Sheriff’s Association of Texas failed to take any action to investigate Defendant Valentine’s sexual misconduct, despite their own policies and procedures providing otherwise. Id. Defendant Valentine was hired at Harrison County Sheriff’s Office by a family member, Velma W. McGlothin (“McGlothin”). Id. McGlothin is head of the Human Resources Department and hired Defendant Valentine with knowledge and/or familiarity of the circumstances of Defendant Valentine’s prior misconduct and resignation. Id. Valentine’s hiring was called into question by other employees of Harrison County, given the widespread knowledge of his background and prior misconduct. Id. Defendant Harrison County purposefully concealed the circumstances of Defendant Valentine’s hiring from Plaintiff, including but not limited by concealing the nature of Defendant Valentine’s relationship with the head of Human Resources for Harrison County, concealing any references that his family member provided, and concealing any role that this family relationship may have played in Defendant Valentine’s hiring, retention, supervision, and ability to abuse inmates such as Plaintiff. Id. at 5.
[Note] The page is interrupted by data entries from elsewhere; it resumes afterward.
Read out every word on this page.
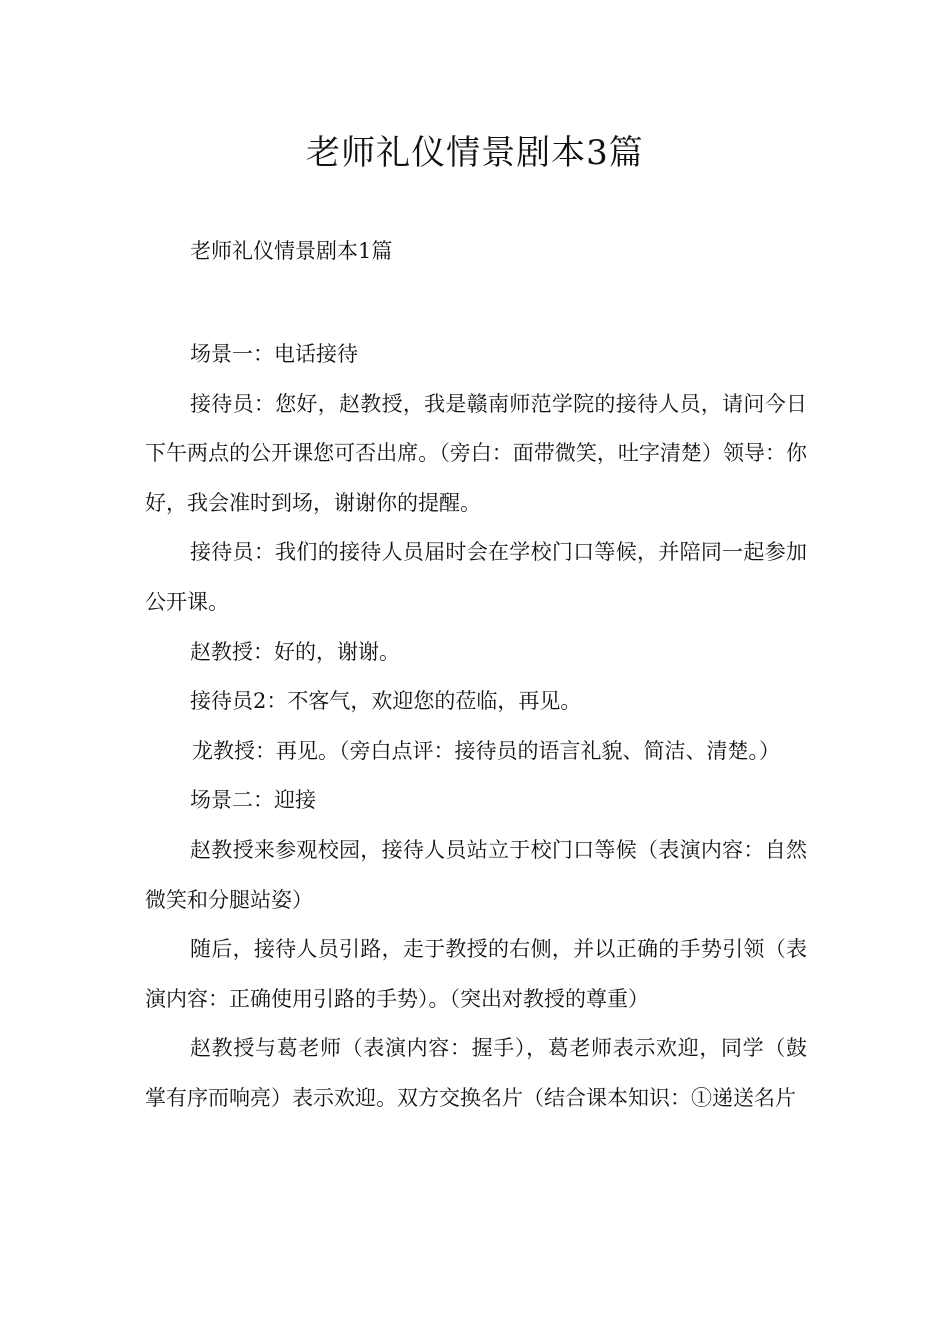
老师礼仪情景剧本3篇

老师礼仪情景剧本1篇

场景一：电话接待

接待员：您好，赵教授，我是赣南师范学院的接待人员，请问今日下午两点的公开课您可否出席。（旁白：面带微笑，吐字清楚）领导：你好，我会准时到场，谢谢你的提醒。

接待员：我们的接待人员届时会在学校门口等候，并陪同一起参加公开课。

赵教授：好的，谢谢。

接待员2：不客气，欢迎您的莅临，再见。

龙教授：再见。（旁白点评：接待员的语言礼貌、简洁、清楚。）

场景二：迎接

赵教授来参观校园，接待人员站立于校门口等候（表演内容：自然微笑和分腿站姿）

随后，接待人员引路，走于教授的右侧，并以正确的手势引领（表演内容：正确使用引路的手势）。（突出对教授的尊重）

赵教授与葛老师（表演内容：握手），葛老师表示欢迎，同学（鼓掌有序而响亮）表示欢迎。双方交换名片（结合课本知识：①递送名片
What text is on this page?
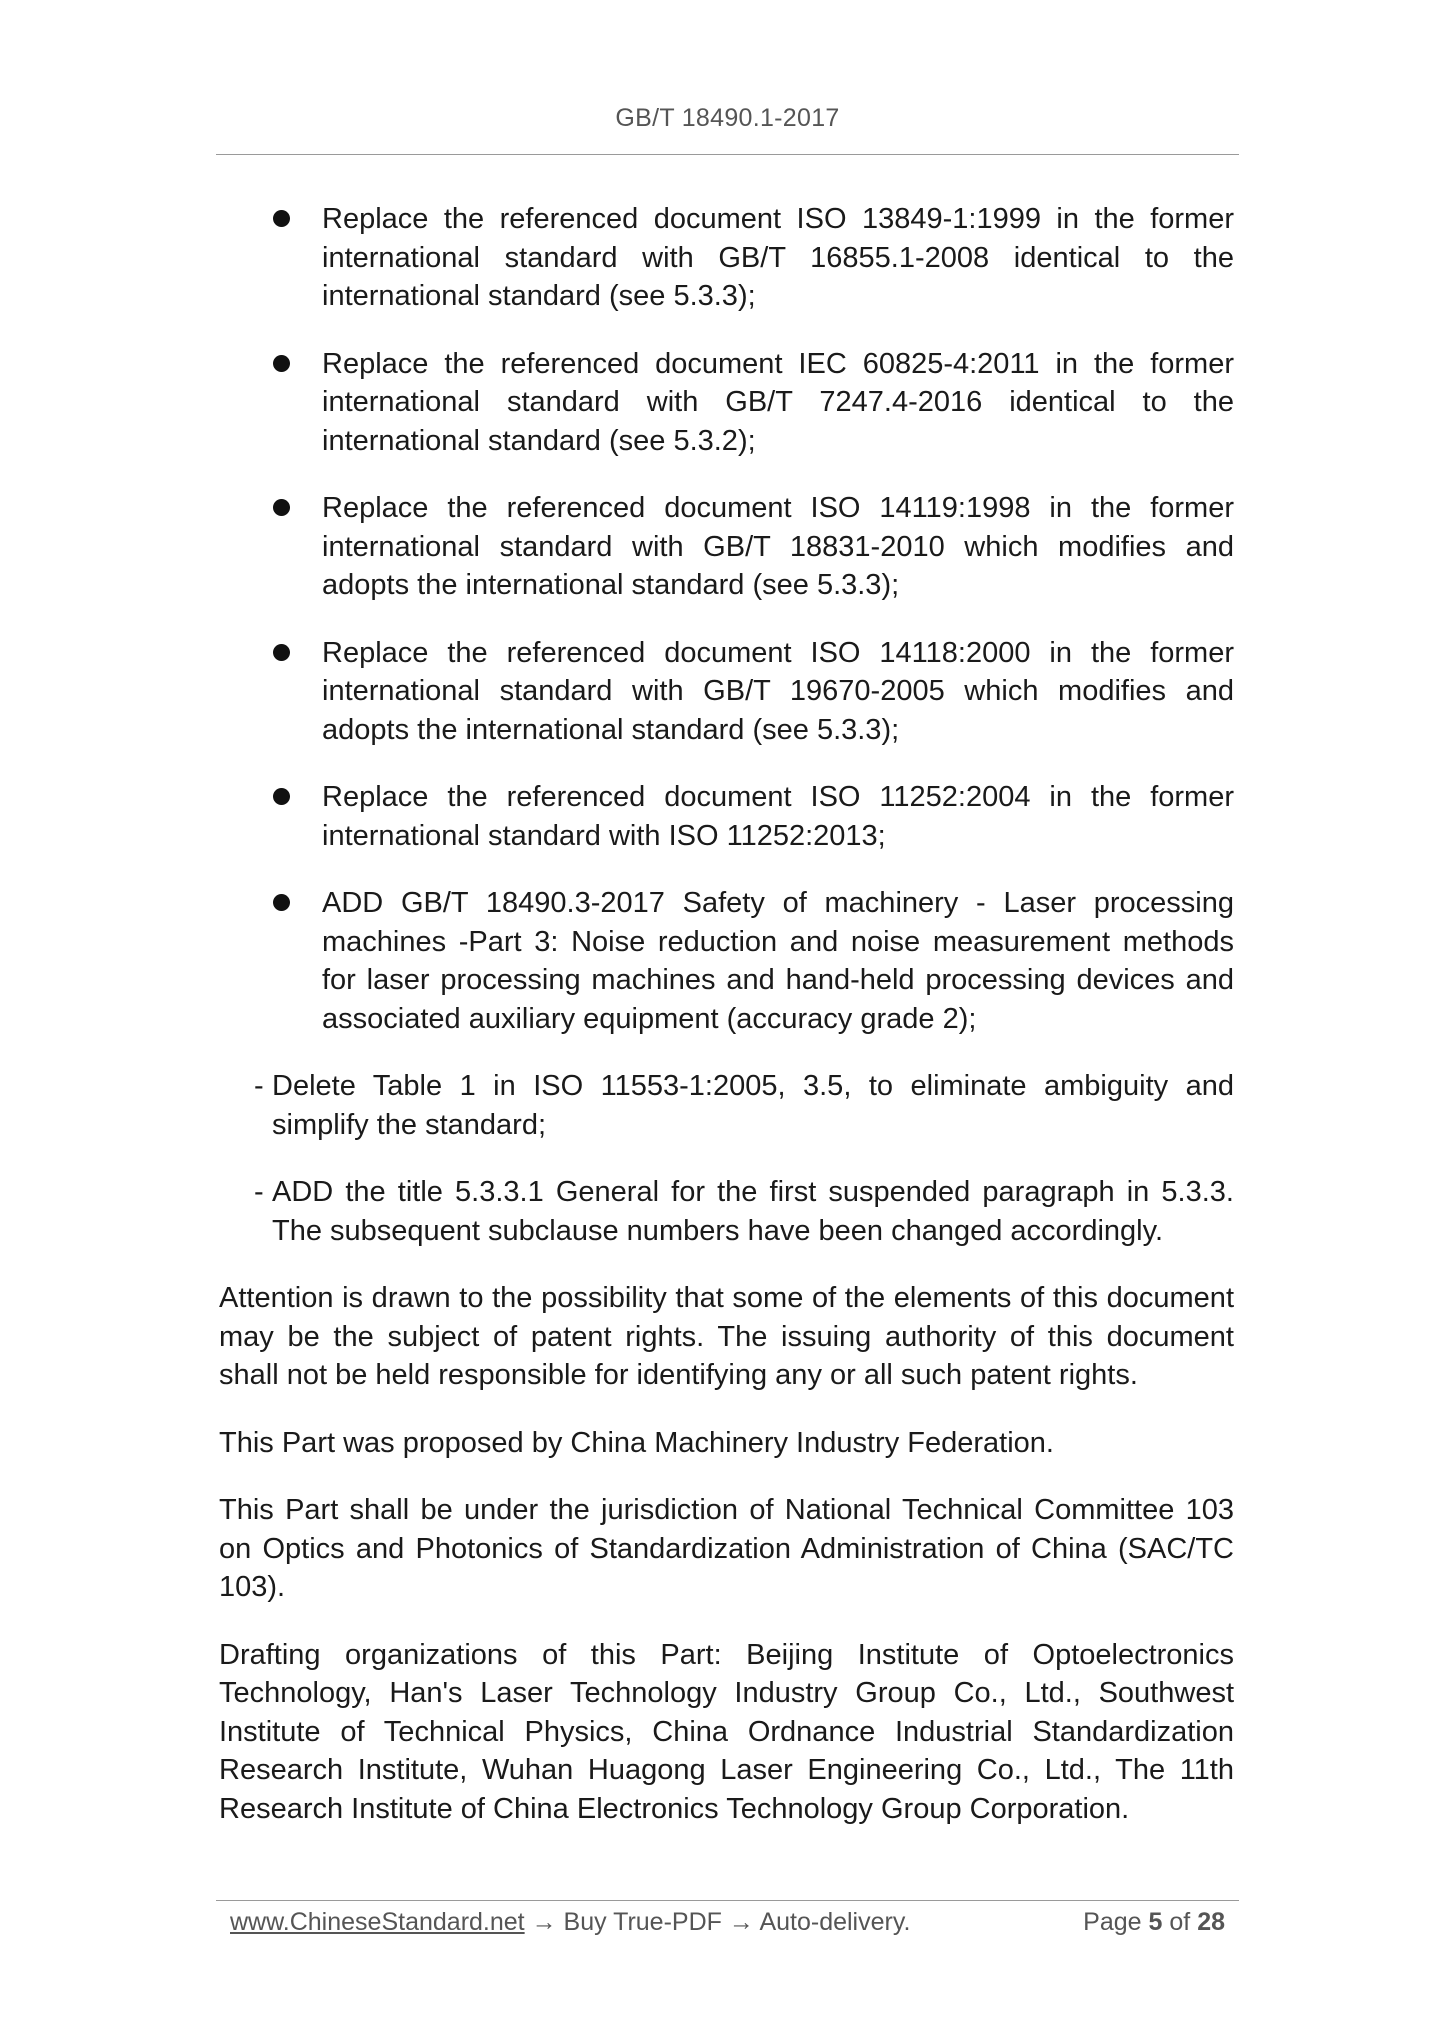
GB/T 18490.1-2017
Replace the referenced document ISO 13849-1:1999 in the former international standard with GB/T 16855.1-2008 identical to the international standard (see 5.3.3);
Replace the referenced document IEC 60825-4:2011 in the former international standard with GB/T 7247.4-2016 identical to the international standard (see 5.3.2);
Replace the referenced document ISO 14119:1998 in the former international standard with GB/T 18831-2010 which modifies and adopts the international standard (see 5.3.3);
Replace the referenced document ISO 14118:2000 in the former international standard with GB/T 19670-2005 which modifies and adopts the international standard (see 5.3.3);
Replace the referenced document ISO 11252:2004 in the former international standard with ISO 11252:2013;
ADD GB/T 18490.3-2017 Safety of machinery - Laser processing machines -Part 3: Noise reduction and noise measurement methods for laser processing machines and hand-held processing devices and associated auxiliary equipment (accuracy grade 2);
- Delete Table 1 in ISO 11553-1:2005, 3.5, to eliminate ambiguity and simplify the standard;
- ADD the title 5.3.3.1 General for the first suspended paragraph in 5.3.3. The subsequent subclause numbers have been changed accordingly.

Attention is drawn to the possibility that some of the elements of this document may be the subject of patent rights. The issuing authority of this document shall not be held responsible for identifying any or all such patent rights.

This Part was proposed by China Machinery Industry Federation.

This Part shall be under the jurisdiction of National Technical Committee 103 on Optics and Photonics of Standardization Administration of China (SAC/TC 103).

Drafting organizations of this Part: Beijing Institute of Optoelectronics Technology, Han's Laser Technology Industry Group Co., Ltd., Southwest Institute of Technical Physics, China Ordnance Industrial Standardization Research Institute, Wuhan Huagong Laser Engineering Co., Ltd., The 11th Research Institute of China Electronics Technology Group Corporation.

www.ChineseStandard.net → Buy True-PDF → Auto-delivery.	Page 5 of 28
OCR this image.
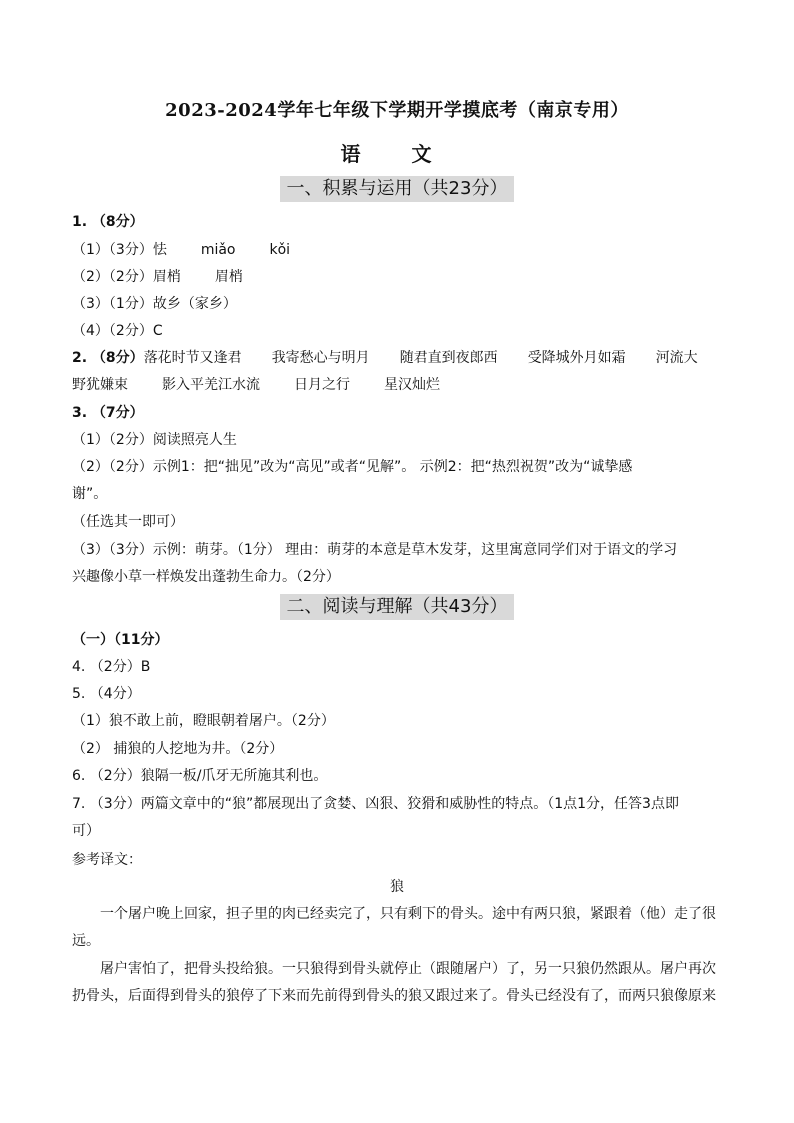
2023-2024学年七年级下学期开学摸底考（南京专用）
语 文
一、积累与运用（共23分）
1. （8分）
（1）（3分）怯 miǎo kǒi
（2）（2分）眉梢 眉梢
（3）（1分）故乡（家乡）
（4）（2分）C
2. （8分）落花时节又逢君 我寄愁心与明月 随君直到夜郎西 受降城外月如霜 河流大
野犹嫌束 影入平羌江水流 日月之行 星汉灿烂
3. （7分）
（1）（2分）阅读照亮人生
（2）（2分）示例1：把“拙见”改为“高见”或者“见解”。 示例2：把“热烈祝贺”改为“诚挚感
谢”。
（任选其一即可）
（3）（3分）示例：萌芽。（1分） 理由：萌芽的本意是草木发芽，这里寓意同学们对于语文的学习
兴趣像小草一样焕发出蓬勃生命力。（2分）
二、阅读与理解（共43分）
（一）（11分）
4. （2分）B
5. （4分）
（1）狼不敢上前，瞪眼朝着屠户。（2分）
（2） 捕狼的人挖地为井。（2分）
6. （2分）狼隔一板/爪牙无所施其利也。
7. （3分）两篇文章中的“狼”都展现出了贪婪、凶狠、狡猾和威胁性的特点。（1点1分，任答3点即
可）
参考译文：
狼
一个屠户晚上回家，担子里的肉已经卖完了，只有剩下的骨头。途中有两只狼，紧跟着（他）走了很
远。
屠户害怕了，把骨头投给狼。一只狼得到骨头就停止（跟随屠户）了，另一只狼仍然跟从。屠户再次
扔骨头，后面得到骨头的狼停了下来而先前得到骨头的狼又跟过来了。骨头已经没有了，而两只狼像原来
Doe pleads that Harrison County had a policy applicable to the hiring, training, supervision, and/or vetting of its officers, specifically, a policy and procedure requiring all new job applicants, including Defendant Valentine, to undergo a thorough background check. Id. Doe asserts that Harrison County ignored the policy and procedure and failed to check Defendant Valentine’s background, and/or willfully ignored its own policy through the nepotism of a family member hiring Defendant Valentine, and that upon information and belief, Harrison County violated its own hiring policies and procedures. Id. Doe alleges that had Harrison County followed its own policies and procedures, it would have refused to hire Valentine, who had a past history significant for sexually assaulting and/or harassing behavior, had previously been terminated by other law enforcement departments for

inappropriate behavior, and would have discovered that Defendant Valentine did not meet Defendant Harrison County’s own hiring criterion for Defendant Valentine’s position. Id. Doe pleads that such policy specifically excluded making inquiries with prior Sheriffs’ offices where officers applying for employment were previously employed. Id. at 6. Doe also alleges Harrison County violated numerous other policies and procedures including prohibiting prisoners, such as Doe, from being transported by a sole male officer. Id. II. LEGAL STANDARD a. Motion to Dismiss A party may challenge the court’s subject matter jurisdiction by filing a motion to dismiss. Fed. R. Civ. P. 12(b)(1). A court may decide whether it has subject matter jurisdiction based upon

“(1) the complaint alone; (2) the complaint supplemented by undisputed facts evidenced in the record; or (3) the complaint supplemented by undisputed facts plus the court's resolution of disputed facts.” Ballew v. Continental Airlines, Inc., 668 F.3d 777, 781 (5th Cir. 2012), quoting Ramming v. U.S., 281 F.3d 158, 161 (5th Cir. 2001). When disputed issues of fact are central to both the subject matter jurisdiction issue and the claim on the merits, the court must assume that jurisdiction exists and resolve the challenge as a motion to dismiss for failure to state a claim under Rule 12(b)(6) or on summary judgment under Rule 56. Montez v. Dep’t of the Navy, 392 F.3d 147, 150 (5th Cir. 2004). A party may move to dismiss an action when the complaint fails “to state a claim upon which relief can be granted . . . .” Fed. R. Civ. P. 12(b)(6). A complaint states a sufficient claim if

it gives the defendant “fair notice of what the … claim is and the grounds upon which it rests.” Bell Atl. Corp. v. Twombly, 550 U.S. 544, 555 (2007) (ellipsis in original) (citations omitted). When considering a Rule 12 motion to dismiss, a court accepts “all well-pleaded facts as true and view[s] those facts in the light most favorable to the plaintiff.” Bowlby v. City of Aberdeen, Miss., 681 F.3d 215, 219 (5th Cir. 2012) (citation omitted). The court may consider “the complaint, any documents attached to the complaint, and any documents attached to the motion to dismiss that are central to the claim and referenced by the complaint.” Lone Star Fund V (U.S.), L.P. v.